THE BRINK: Sunday 10:30PM on HBO – If Nothing Else Is On…
THE BRINK will make you appreciate the precision and verbal dexterity of Veep. Actually, although it’s an HBO political satire, The Brink gets most of its inspiration from an earlier classic of the form, Stanley Kubrick’s Dr. Strangelove. Much as in that 1964 landmark comedy, every authority figure is presented as an oversexed, infantile fool, and nuclear disaster lies straight in their path. Series creators Roberto Benabib (who was a writer/producer on Weeds) and Kim Benabib, however, don’t have anything like Kubrick’s daring or stylistic rigor, and The Brink so far settles for middle-of-the-road silliness.

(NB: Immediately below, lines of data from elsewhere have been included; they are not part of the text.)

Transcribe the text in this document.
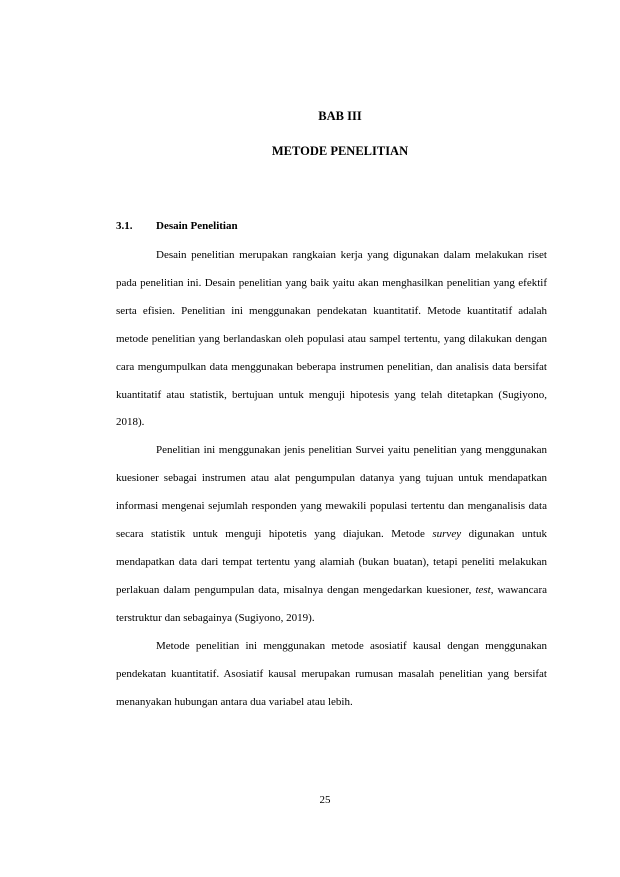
BAB III
METODE PENELITIAN
3.1. Desain Penelitian

Desain penelitian merupakan rangkaian kerja yang digunakan dalam melakukan riset pada penelitian ini. Desain penelitian yang baik yaitu akan menghasilkan penelitian yang efektif serta efisien. Penelitian ini menggunakan pendekatan kuantitatif. Metode kuantitatif adalah metode penelitian yang berlandaskan oleh populasi atau sampel tertentu, yang dilakukan dengan cara mengumpulkan data menggunakan beberapa instrumen penelitian, dan analisis data bersifat kuantitatif atau statistik, bertujuan untuk menguji hipotesis yang telah ditetapkan (Sugiyono, 2018).

Penelitian ini menggunakan jenis penelitian Survei yaitu penelitian yang menggunakan kuesioner sebagai instrumen atau alat pengumpulan datanya yang tujuan untuk mendapatkan informasi mengenai sejumlah responden yang mewakili populasi tertentu dan menganalisis data secara statistik untuk menguji hipotetis yang diajukan. Metode survey digunakan untuk mendapatkan data dari tempat tertentu yang alamiah (bukan buatan), tetapi peneliti melakukan perlakuan dalam pengumpulan data, misalnya dengan mengedarkan kuesioner, test, wawancara terstruktur dan sebagainya (Sugiyono, 2019).

Metode penelitian ini menggunakan metode asosiatif kausal dengan menggunakan pendekatan kuantitatif. Asosiatif kausal merupakan rumusan masalah penelitian yang bersifat menanyakan hubungan antara dua variabel atau lebih.

25
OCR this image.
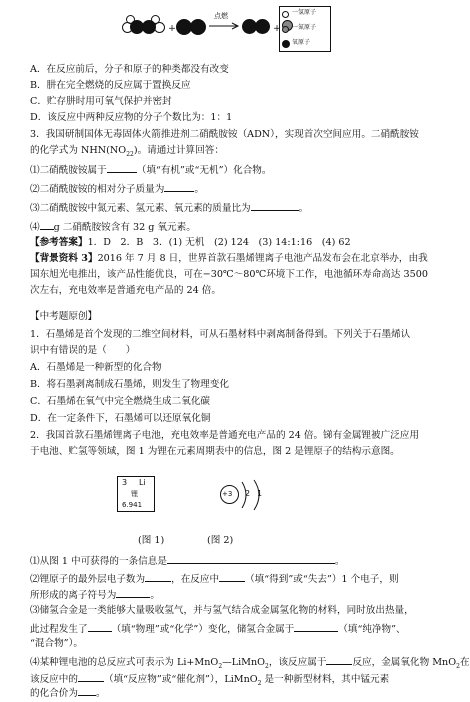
+
点燃
+
一氢原子
一氮原子
氧原子
A．在反应前后，分子和原子的种类都没有改变
B．肼在完全燃烧的反应属于置换反应
C．贮存肼时用可氧气保护并密封
D．该反应中两种反应物的分子个数比为：1：1
3．我国研制国体无毒固体火箭推进剂二硝酰胺铵（ADN），实现首次空间应用。二硝酰胺铵
的化学式为 $NHN(NO_{22})$。请通过计算回答：
⑴二硝酰胺铵属于	（填“有机”或“无机”）化合物。
⑵二硝酰胺铵的相对分子质量为	。
⑶二硝酰胺铵中氮元素、氢元素、氧元素的质量比为	。
⑷ g 二硝酰胺铵含有 32 g 氧元素。
【参考答案】1．D　2．B　3．(1) 无机　(2) 124　(3) 14:1:16　(4) 62
【背景资料 3】2016 年 7 月 8 日，世界首款石墨烯锂离子电池产品发布会在北京举办，由我
国东旭光电推出，该产品性能优良，可在−30℃～80℃环境下工作，电池循环寿命高达 3500
次左右，充电效率是普通充电产品的 24 倍。
【中考题原创】
1．石墨烯是首个发现的二维空间材料，可从石墨材料中剥离制备得到。下列关于石墨烯认
识中有错误的是（　　）
A．石墨烯是一种新型的化合物
B．将石墨剥离制成石墨烯，则发生了物理变化
C．石墨烯在氧气中完全燃烧生成二氧化碳
D．在一定条件下，石墨烯可以还原氧化铜
2．我国首款石墨烯锂离子电池，充电效率是普通充电产品的 24 倍。锑有金属锂被广泛应用
于电池、贮氢等领域，图 1 为锂在元素周期表中的信息，图 2 是锂原子的结构示意图。
3 Li
锂
6.941
+3 2 1
(图 1)	(图 2)
⑴从图 1 中可获得的一条信息是	。
⑵锂原子的最外层电子数为	，在反应中	（填“得到”或“失去”）1 个电子，则
所形成的离子符号为	。
⑶储氢合金是一类能够大量吸收氢气，并与氢气结合成金属氢化物的材料，同时放出热量，
此过程发生了	（填“物理”或“化学”）变化，储氢合金属于	（填“纯净物”、
“混合物”）。
⑷某种锂电池的总反应式可表示为 Li+MnO$_2$—LiMnO$_2$，该反应属于	反应，金属氧化物 MnO$_2$在
该反应中的	（填“反应物”或“催化剂”），LiMnO$_2$ 是一种新型材料，其中锰元素
的化合价为 。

This being an HBO project, there are big names everywhere, from pilot director Jay Roach (whose work ranges from the Austin Powers series to HBO’s political movies Game Change and Recount) to stars Jack Black and Tim Robbins. Black is Alex Talbot, a hapless low-level State Department official in Islamabad, out with disgusted Pakistani driver Rafiq (Aasif Mandvi) seeking some weed to impress a hot Swedish diplomat when a coup brings a wildly anti-American, anti-Israel leader into power–and custody of Pakistan’s nuclear arsenal. Robbins is Secretary of State Walter Larson, who enjoys being tied up and fake-murdered in bed, but who appears from the pilot to be one of the few with his politics in the right (which is to say anti-war) place. In the most directly Strangelove-ish role, Pablo Schreiber is the show’s update of Slim Pickens’ oblivious Major Kong, here a stoned pilot named Zeke Tilson who’s been entrusted with a secret mission.
As with Strangelove, the idea seems to be to put the sex jokes (and this time, drug jokes) in counterpoint to the deadly crisis, and have them feed off each other, but here the jokes are mostly uninspired and the suspense, so far, is lacking. Still, The Brink could improve as it goes along, if the humor can rise from the characters’ crotches and the crisis becomes more complex. Robbins’ character had the burden of his sex-scene introduction, but once he was in the Situation Room, he had most of the best lines and knew what to do with them. Black, playing the show’s biggest idiot, was stuck with the dumb card, but at least he’s not pushing too hard, and he matches up well with Mandvi as his foil. Unlike Ballers, which doesn’t seem to be going anywhere, at least The Brink‘s pilot establishes a tone and narrative with some potential.
Strangelove aside, even political satires that get great reviews tend to be a rarefied taste: this spring, Veep was routinely losing half its Silicon Valley lead-in (and adding insult to injury, some of those viewers came back half an hour later for Last Week Tonight). The Brink is using old-fashioned means to poke fun at familiar targets, and it’s far from the forebears it’s trying to echo. It could be headed for its own nuclear wasteland–or it could find its way to delivering a payload of thoughtful laughs.